Can keep() be used on a data frame? Yes. A data frame is a list of columns, so keep() applies the predicate to each column and returns a data frame with the columns that pass. keep(iris, is.numeric) drops the Species factor and returns the four numeric columns. It does not filter rows; for row filtering use dplyr::filter() instead.

How is keep() different from dplyr filter()? Despite the similar purpose, they work on different axes. keep() filters the elements of a list or the columns of a data frame. dplyr::filter() filters the rows of a data frame based on a condition involving its columns. keep() takes a predicate applied to whole elements; filter() takes logical expressions evaluated row by row.

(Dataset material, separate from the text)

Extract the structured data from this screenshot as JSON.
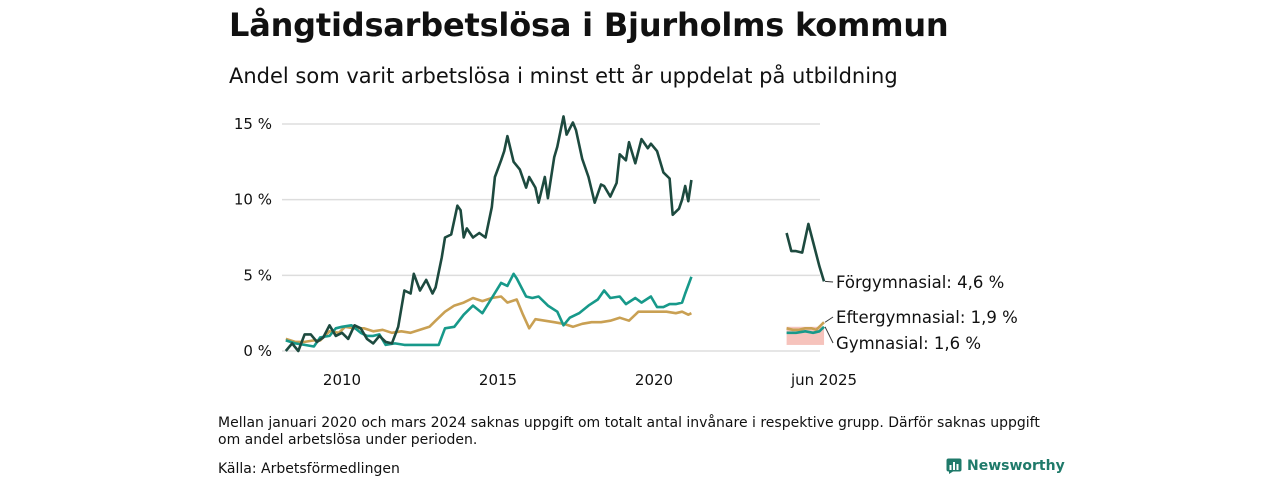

Does keep() work on atomic vectors? Yes. keep() accepts atomic vectors and returns an atomic vector of the same type. keep(1:10, ~ .x > 5) returns the integer vector 6 7 8 9 10. The predicate is applied to each element in turn, and the surviving elements are recombined into a vector rather than a list.

Why does keep() error with "must return a single TRUE or FALSE"? The predicate produced a result longer than length one for some element. This happens when an element is itself a vector and the predicate compares it element by element. Collapse the comparison to a scalar with any() or all(), for example keep(x, \(v) all(v > 0)).